Monday, May 16, 2011

New documentary BURMA SOLDIER, via HBO, sheds some light on a dark country

We don't hear much about Burma, or the Republic of the Union of Myanmar, as it is now officially known -- unless it's to learn of yet another indignity heaped upon its off-and-on imprisoned people's leader Aung San Suu Kyi or upon the people them-selves. You'd have to travel to African to find a country in which the people suffer as much in silence and poverty, even as their leaders and military live the high life. Which makes BURMA SOLDIER, the new docu-mentary to debut on HBO 2 this Wednes-day, May 18, of particular interest. The film gives us an inside look at the country through the eyes of former soldier in that military.

In this 70-minute film from documentarians Nic Dunlop (shown at right, whose first film as co-director/writer/
producer this is), together with vets Ricki Stern and Anne Sundberg (who last year gave us Joan Rivers: A Piece of Work), we meet Myo Myint Cho (shown below) and learn the story of his military career (beginning as a teenager: Burma has one of the highest percentages of child soldiers of any of the world's countries), his mishap with shrapnel, and his post-military life -- which includes a lot of reading, protesting, imprisonment, torture and more.

Initially we see Myo Myint in close-up, and so for some time, we don't see the whole of him. When we do, as below, we see that he is not whole -- not by a long shot. Which makes his work for Burmese freedom all that much more difficult and commendatory. We hear about some of the horrors perpetrated on the populace by the Burmese military, and though Myo Myint was one of them, we learn nothing of what he himself might have done in this regard. Still, one gets the feeling that his man feels guilty, if only as a bystander.


Myo Myint meets Aung San Suu Kyi (shown at left) and is inspired by her. For a time it looks as though the military dictatorship --  in power since 1962 (Burma declared its independence from Great Britain in 1948) -- will conceed to free elections. But no: One after another, promises of something better are made but never kept. When demonstrations take place, Myo Myint is arrested, imprisoned and tortured. According to this ex-solider, being at the front line of a battle is nothing compared to being interrogated.

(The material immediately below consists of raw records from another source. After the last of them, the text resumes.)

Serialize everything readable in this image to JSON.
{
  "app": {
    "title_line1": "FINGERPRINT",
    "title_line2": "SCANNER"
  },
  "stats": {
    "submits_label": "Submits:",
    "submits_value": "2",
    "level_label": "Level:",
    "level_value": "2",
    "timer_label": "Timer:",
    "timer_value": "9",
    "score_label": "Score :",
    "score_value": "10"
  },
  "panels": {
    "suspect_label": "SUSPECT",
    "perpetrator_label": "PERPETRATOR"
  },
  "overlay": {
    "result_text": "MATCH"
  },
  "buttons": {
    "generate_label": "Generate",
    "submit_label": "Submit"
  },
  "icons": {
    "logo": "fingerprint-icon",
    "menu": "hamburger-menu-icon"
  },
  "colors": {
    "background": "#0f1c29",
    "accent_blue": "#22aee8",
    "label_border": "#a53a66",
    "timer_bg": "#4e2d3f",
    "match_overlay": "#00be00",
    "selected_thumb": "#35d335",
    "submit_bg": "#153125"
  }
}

Along the way we learn some history of this deprived country, as well as what happened to Myo Myint's family. Brother and sister emigrated to America and now live in Fort Wayne, Indiana -- home of the largest Burmese community in the U.S. (who knew?). This fellow has come a long way from the teenager (below) who joined his country's military to get a step up in life.

Narrated by Colin Farrell, with music by Paul Brill, the documentary is interesting most of all because of our lack on first-hand information about Myanmar, particularly about its military. And if the film offers a welcome happy ending for Myo Myint, at least -- for Burma, there remains sadly no such thing.